During that time of the mid ’70s, I wrote an unpublished book entitled, The Care and Feeding of Your Pastor. That manuscript formed the basis of a book jointly published by Evangelical Press and Earthen Vessel Publishing in 2008—How to Care for Your Pastor.

Pastors made appointments as did associate pastors, especially youth pastors. I began to wonder if there was something wrong with the whole institution. Sadly, professional ministers had then and continue to have a high rate of attrition, especially in a “one person, one vote” congregational form of government. If something went wrong— for instance, if a power person became offended at something that a paid ministerial staff member did or said, well, that staff person was gone fairly quickly. And these ministers were usually younger people with few or no assets to fall back on. 

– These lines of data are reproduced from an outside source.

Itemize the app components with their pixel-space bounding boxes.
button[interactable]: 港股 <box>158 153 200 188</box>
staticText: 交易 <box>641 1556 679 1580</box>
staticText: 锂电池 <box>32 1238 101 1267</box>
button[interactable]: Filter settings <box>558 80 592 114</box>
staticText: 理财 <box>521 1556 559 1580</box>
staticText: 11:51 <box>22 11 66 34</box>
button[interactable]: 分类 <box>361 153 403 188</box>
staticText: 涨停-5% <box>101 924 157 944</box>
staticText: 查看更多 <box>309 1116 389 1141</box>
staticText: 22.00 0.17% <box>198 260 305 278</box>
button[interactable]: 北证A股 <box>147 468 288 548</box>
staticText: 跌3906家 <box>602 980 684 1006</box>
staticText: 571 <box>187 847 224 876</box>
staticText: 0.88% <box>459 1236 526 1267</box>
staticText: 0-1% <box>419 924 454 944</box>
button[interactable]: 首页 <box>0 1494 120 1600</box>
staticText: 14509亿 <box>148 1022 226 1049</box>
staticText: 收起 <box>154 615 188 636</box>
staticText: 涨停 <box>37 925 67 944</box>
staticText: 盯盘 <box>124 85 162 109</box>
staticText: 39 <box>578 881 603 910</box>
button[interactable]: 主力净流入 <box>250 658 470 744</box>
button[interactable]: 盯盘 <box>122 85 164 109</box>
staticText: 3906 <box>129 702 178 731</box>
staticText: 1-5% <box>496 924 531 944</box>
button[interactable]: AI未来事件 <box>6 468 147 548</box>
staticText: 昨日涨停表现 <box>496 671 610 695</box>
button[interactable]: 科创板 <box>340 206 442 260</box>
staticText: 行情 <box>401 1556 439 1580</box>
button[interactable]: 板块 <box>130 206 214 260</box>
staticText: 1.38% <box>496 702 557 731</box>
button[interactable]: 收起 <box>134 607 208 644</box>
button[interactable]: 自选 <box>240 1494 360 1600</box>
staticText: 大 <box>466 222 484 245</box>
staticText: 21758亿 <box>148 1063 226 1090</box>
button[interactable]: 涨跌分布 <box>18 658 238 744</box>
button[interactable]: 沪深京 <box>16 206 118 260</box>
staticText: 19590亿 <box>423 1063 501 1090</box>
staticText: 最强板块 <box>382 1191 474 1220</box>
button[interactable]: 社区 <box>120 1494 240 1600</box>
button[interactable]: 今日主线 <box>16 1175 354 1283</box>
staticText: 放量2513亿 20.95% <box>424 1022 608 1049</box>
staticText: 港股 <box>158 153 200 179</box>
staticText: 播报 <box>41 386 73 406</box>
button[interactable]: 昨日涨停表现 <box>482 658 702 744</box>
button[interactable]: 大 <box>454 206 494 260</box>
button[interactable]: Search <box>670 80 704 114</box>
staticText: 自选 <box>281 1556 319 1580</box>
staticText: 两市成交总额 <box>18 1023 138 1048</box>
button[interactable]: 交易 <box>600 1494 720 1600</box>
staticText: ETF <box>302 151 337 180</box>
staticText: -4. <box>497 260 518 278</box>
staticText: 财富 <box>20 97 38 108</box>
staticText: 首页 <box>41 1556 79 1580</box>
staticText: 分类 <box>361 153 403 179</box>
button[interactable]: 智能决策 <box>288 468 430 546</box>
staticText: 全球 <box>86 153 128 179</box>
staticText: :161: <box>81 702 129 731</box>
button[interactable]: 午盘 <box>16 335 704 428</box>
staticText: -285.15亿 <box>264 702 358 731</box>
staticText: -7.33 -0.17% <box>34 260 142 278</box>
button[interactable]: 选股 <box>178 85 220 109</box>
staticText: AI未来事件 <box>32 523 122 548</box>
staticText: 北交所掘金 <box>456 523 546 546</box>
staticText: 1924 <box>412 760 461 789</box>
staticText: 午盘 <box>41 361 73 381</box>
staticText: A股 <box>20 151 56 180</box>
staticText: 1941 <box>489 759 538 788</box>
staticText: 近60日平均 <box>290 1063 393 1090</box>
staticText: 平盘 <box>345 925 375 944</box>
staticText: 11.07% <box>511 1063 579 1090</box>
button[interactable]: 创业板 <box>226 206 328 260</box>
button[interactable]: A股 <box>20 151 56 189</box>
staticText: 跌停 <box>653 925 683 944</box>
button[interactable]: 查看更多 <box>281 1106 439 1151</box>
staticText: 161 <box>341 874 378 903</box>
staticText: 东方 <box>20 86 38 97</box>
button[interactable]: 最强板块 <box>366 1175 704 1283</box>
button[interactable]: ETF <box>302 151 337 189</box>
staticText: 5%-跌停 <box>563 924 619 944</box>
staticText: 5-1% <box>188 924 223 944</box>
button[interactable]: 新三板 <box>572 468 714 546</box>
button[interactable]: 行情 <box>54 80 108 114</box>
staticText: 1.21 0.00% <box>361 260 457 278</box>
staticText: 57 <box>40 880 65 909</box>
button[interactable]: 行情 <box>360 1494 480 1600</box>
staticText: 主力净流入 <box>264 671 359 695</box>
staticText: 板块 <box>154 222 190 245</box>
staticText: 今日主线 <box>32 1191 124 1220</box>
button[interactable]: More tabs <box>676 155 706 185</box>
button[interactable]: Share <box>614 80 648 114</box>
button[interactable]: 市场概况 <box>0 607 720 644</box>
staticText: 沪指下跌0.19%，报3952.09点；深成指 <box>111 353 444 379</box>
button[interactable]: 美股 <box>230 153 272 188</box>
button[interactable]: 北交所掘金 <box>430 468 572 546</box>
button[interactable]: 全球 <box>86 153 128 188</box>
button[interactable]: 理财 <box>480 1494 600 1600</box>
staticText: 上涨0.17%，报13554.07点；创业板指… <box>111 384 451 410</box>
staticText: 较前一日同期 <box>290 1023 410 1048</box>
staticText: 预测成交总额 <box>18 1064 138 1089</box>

What I realized (maybe rationalized), for me personally as well as for those I counseled, was that there was a price to pay for being in the professional ministry. And the reality was that the opportunity to preach and teach the Gospel almost always required pastoring a church. There was no alternative forum, for most anyway, although a few managed to acquire enough recognition to make it as travelling evangelists or guest speakers. It was during this period that I would announce, “I pastor in order to preach.” 

A final note based on long experience: there is, in my opinion, a problem with being both a pastor and a counselor. If the counselor is competent, people will open up their lives. But how can this be a comfortable arrangement, if they are then regularly around the one who knows the deep, dark, and sometimes terrible truths? My advice for pastors and other church leaders who need therapy for themselves for whatever reason is: be sure to see someone in another county, and use an alias if necessary.